Este fragmento caligráfico contém uma carta incompleta de um homem ao seu amigo finamente escrita em shikastah-nastaʻliq, típica de composições do século XVIII provenientes da Pérsia (Irã). Emoldurado por faixas de nuvens e num fundo dourado com motivos de vinha azuis, o texto é composto por quatro versos. Começando com uma invocação a Deus, Huwa, (Ele) no canto superior direito, a carta exprime: “Porque faz muito tempo / Que não (consigo) escrever uma carta digna, / Porque um amigo entre amigos quer escrever a / Pessoas amáveis para descobrir como elas estão passando. . . .”.
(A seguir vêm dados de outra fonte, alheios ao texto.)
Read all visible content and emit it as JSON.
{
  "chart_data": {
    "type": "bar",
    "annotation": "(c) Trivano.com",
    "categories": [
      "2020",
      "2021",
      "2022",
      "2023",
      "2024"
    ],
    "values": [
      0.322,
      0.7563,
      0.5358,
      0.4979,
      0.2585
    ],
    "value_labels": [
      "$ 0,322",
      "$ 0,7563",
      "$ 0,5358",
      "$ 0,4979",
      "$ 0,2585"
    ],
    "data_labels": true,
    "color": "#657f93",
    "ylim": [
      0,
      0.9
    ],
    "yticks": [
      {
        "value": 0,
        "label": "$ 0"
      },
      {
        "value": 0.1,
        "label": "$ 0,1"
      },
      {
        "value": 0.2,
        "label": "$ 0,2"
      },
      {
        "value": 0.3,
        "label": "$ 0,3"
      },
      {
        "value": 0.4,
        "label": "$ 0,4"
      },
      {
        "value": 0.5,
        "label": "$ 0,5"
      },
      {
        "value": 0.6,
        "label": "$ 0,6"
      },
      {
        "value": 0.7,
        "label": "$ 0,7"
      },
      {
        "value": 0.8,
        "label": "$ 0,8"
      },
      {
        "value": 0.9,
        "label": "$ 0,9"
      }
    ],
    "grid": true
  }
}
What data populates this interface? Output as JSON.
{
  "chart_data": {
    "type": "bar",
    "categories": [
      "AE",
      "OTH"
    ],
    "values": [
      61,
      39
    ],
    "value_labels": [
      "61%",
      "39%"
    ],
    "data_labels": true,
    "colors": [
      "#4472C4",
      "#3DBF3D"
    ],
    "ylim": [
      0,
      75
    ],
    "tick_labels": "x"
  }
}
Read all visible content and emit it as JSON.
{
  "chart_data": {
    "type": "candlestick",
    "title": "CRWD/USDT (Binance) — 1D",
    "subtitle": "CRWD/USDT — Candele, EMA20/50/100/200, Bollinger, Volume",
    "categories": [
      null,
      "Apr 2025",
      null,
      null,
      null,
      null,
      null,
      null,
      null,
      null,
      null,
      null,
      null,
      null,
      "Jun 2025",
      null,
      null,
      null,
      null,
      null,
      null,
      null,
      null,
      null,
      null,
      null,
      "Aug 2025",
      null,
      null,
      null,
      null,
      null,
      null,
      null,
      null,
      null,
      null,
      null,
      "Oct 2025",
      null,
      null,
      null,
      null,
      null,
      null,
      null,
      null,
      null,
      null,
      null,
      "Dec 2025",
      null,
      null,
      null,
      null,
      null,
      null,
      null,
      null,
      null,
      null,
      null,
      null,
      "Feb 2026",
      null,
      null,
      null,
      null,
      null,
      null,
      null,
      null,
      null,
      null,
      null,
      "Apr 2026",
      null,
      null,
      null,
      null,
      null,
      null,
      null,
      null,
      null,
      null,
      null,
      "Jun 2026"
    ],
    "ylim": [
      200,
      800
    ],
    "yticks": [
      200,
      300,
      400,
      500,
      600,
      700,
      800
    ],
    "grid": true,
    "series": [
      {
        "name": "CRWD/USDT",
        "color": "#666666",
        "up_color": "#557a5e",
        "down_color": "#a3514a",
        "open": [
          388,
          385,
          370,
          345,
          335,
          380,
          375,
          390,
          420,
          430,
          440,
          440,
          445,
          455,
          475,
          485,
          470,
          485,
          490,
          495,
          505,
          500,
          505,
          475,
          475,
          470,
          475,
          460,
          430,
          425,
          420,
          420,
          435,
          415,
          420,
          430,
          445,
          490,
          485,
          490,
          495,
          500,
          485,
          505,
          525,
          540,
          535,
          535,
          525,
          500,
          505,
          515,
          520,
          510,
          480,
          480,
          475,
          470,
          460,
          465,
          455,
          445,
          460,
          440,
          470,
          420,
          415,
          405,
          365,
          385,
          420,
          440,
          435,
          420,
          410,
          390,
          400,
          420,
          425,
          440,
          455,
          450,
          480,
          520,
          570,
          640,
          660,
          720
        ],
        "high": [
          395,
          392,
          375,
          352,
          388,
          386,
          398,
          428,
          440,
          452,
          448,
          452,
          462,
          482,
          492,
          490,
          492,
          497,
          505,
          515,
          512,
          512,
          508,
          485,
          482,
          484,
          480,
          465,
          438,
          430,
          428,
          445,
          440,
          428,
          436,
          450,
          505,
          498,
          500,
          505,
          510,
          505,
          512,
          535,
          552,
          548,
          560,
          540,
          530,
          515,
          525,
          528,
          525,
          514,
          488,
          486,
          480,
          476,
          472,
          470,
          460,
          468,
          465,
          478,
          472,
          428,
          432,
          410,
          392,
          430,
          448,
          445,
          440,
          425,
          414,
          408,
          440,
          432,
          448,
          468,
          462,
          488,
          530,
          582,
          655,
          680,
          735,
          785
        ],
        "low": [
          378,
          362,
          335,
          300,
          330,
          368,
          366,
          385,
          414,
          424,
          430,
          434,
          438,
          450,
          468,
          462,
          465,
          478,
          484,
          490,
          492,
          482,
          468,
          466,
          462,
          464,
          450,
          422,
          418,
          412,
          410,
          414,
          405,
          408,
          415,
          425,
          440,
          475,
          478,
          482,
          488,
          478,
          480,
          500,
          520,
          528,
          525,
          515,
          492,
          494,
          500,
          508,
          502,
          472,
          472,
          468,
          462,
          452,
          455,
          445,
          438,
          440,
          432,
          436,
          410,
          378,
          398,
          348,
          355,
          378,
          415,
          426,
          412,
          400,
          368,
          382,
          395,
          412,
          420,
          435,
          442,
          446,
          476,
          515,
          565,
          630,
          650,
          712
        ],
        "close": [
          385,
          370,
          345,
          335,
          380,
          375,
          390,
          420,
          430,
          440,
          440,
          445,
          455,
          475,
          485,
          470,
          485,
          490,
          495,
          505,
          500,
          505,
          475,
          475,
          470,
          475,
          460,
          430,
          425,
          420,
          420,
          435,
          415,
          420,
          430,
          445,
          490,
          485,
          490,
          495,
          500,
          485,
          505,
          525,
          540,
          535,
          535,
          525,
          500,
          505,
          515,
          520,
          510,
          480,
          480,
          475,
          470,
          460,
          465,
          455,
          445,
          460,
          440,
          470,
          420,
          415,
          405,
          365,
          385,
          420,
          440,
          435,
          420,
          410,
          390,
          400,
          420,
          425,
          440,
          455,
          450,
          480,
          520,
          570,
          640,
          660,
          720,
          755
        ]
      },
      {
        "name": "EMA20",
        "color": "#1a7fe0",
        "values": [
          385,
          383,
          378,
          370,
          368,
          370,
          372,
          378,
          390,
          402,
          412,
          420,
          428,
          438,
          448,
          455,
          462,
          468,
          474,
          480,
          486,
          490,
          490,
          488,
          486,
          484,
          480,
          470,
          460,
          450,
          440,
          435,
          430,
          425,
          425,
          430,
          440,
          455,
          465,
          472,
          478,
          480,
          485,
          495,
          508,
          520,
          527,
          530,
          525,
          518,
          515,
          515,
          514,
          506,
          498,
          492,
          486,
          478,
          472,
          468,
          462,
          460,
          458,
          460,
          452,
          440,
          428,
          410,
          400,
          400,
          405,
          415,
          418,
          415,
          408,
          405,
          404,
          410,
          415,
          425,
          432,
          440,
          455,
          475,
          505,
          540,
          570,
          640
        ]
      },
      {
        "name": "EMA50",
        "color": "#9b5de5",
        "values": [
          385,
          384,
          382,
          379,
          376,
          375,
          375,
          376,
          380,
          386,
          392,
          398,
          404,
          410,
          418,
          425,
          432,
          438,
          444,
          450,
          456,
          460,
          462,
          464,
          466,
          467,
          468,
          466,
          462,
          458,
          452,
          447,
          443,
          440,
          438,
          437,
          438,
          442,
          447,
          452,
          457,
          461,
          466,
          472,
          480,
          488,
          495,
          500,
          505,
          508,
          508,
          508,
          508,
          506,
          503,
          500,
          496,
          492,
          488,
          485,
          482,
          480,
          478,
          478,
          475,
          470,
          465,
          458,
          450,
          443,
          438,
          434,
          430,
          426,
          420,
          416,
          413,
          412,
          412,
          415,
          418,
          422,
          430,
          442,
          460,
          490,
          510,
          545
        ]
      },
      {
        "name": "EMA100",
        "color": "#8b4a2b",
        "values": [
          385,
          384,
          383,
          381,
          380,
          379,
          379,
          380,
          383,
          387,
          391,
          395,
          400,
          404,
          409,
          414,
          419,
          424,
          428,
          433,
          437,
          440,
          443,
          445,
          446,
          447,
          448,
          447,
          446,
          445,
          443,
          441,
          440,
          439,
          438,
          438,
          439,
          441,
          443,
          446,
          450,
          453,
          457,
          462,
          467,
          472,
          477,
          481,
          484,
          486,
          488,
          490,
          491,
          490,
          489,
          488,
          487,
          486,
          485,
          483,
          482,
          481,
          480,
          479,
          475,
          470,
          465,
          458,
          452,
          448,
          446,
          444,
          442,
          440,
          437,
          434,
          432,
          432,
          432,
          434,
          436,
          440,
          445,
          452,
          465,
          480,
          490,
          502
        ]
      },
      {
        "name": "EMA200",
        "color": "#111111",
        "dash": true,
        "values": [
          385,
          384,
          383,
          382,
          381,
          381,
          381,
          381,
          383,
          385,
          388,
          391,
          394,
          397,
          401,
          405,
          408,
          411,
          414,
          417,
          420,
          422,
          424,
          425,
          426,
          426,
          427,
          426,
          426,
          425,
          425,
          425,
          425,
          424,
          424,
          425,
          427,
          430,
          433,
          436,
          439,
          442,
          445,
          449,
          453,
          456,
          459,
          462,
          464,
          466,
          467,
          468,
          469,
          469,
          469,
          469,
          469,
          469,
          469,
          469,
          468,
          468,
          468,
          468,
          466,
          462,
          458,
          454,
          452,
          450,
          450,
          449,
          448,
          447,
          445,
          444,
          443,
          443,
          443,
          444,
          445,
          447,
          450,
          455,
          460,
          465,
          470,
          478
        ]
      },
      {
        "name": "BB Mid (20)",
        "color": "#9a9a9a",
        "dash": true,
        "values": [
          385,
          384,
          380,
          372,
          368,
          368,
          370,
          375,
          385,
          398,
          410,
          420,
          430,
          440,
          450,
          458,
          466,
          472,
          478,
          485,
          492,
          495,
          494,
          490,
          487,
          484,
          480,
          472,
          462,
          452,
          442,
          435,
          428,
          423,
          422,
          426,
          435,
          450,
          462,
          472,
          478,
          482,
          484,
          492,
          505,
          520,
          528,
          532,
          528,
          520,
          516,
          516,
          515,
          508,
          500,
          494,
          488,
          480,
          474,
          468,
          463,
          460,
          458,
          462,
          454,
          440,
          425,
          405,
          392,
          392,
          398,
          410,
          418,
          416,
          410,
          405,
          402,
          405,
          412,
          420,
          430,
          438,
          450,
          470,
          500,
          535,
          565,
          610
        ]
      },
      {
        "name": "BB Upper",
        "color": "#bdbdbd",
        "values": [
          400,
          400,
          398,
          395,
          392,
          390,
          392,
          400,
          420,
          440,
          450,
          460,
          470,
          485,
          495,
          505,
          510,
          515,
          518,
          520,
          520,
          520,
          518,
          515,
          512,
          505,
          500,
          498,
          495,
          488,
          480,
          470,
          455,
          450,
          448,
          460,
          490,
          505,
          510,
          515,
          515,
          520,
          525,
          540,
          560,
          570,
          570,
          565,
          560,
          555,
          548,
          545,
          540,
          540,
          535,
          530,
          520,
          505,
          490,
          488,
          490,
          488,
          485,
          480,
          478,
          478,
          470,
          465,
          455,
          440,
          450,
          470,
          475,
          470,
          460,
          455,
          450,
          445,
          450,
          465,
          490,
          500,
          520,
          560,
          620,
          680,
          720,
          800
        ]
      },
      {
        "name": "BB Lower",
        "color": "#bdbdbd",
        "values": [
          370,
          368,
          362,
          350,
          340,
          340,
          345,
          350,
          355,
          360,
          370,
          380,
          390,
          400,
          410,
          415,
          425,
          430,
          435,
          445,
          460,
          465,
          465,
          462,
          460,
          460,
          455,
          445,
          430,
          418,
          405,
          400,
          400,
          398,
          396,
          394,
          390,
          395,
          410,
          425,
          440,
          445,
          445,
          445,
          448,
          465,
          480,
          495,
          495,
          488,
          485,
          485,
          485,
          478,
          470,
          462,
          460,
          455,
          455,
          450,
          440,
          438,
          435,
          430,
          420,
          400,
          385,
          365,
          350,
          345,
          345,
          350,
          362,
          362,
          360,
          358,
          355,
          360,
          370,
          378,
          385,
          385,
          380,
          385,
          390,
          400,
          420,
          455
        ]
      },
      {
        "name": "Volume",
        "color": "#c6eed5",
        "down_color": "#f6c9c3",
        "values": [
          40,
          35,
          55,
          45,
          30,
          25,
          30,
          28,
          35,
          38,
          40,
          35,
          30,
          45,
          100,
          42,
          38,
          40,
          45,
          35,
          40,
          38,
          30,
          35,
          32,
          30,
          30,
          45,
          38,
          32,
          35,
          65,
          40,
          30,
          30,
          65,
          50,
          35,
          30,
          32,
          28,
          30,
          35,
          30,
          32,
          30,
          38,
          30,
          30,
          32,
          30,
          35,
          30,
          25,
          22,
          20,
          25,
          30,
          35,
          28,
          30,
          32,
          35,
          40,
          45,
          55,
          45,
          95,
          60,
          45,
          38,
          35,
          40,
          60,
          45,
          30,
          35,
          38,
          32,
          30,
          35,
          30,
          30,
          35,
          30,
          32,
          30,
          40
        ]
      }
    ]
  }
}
Início de “Gulistan”, de Sa‘di

Uma obra didática tanto em prosa como verso, a famosa Gulistan (Jardim de rosas) foi composta em 1258 pelo poeta e prosador persa Shaykh Saʻdi Shirazi (por volta de 1213 a 1292), contemporâneo do famoso poeta Jalal al-Din Rumi (de 1207 a 1273). Ela contém uma série de histórias moralistas que muito se assemelham às fábulas do escritor francês Jean de La Fontaine (de 1621 a 1695). Nos territórios persas, as máximas de Sa‘di eram altamente valorizadas e manuscritos da sua obra eram amplamente copiados e ilustrados. Sa‘di menciona que compôs Gulistan para ensinar as regras de conduta na vida, tanto a reis como a dervixes. A obra, que inclui oito capítulos, uma introdução e uma conclusão, foi usada como ferramenta de instruções e comentários. Cada capítulo narra uma série de histórias, máximas e admoestações. Este fragmento é a primeira página da introdução de Gulistan, iniciada por um bismillah (Em nome de Deus), no topo, e seguido por um louvor que Sa‘di oferece a Deus. Ele declara: “Louvai a Deus de Majestade e Glória. Obediência a Ele é uma causa de postura e gratidão de crescentes benefícios. Cada respiração prolonga a vida e cada expiração alegra nossa natureza. Cada respiração concede dois benefícios e para cada benefício se deve gratidão: quem que com a mão e com a língua pode oferecer ações de graças a Ele?”. Executado num papel ebru ou abri (marmorizado) branco e marrom, o texto está escrito em ta‘liq preto. Essa escrita cursiva fluida é típica de composições indianas do século XVIII. Traços vermelhos servem para separar visualmente as linhas do texto, tanto na diagonal como na vertical. O texto é contornado por uma margem de cor salmão e colado num suporte de papelão decorado com um papel roxo-claro.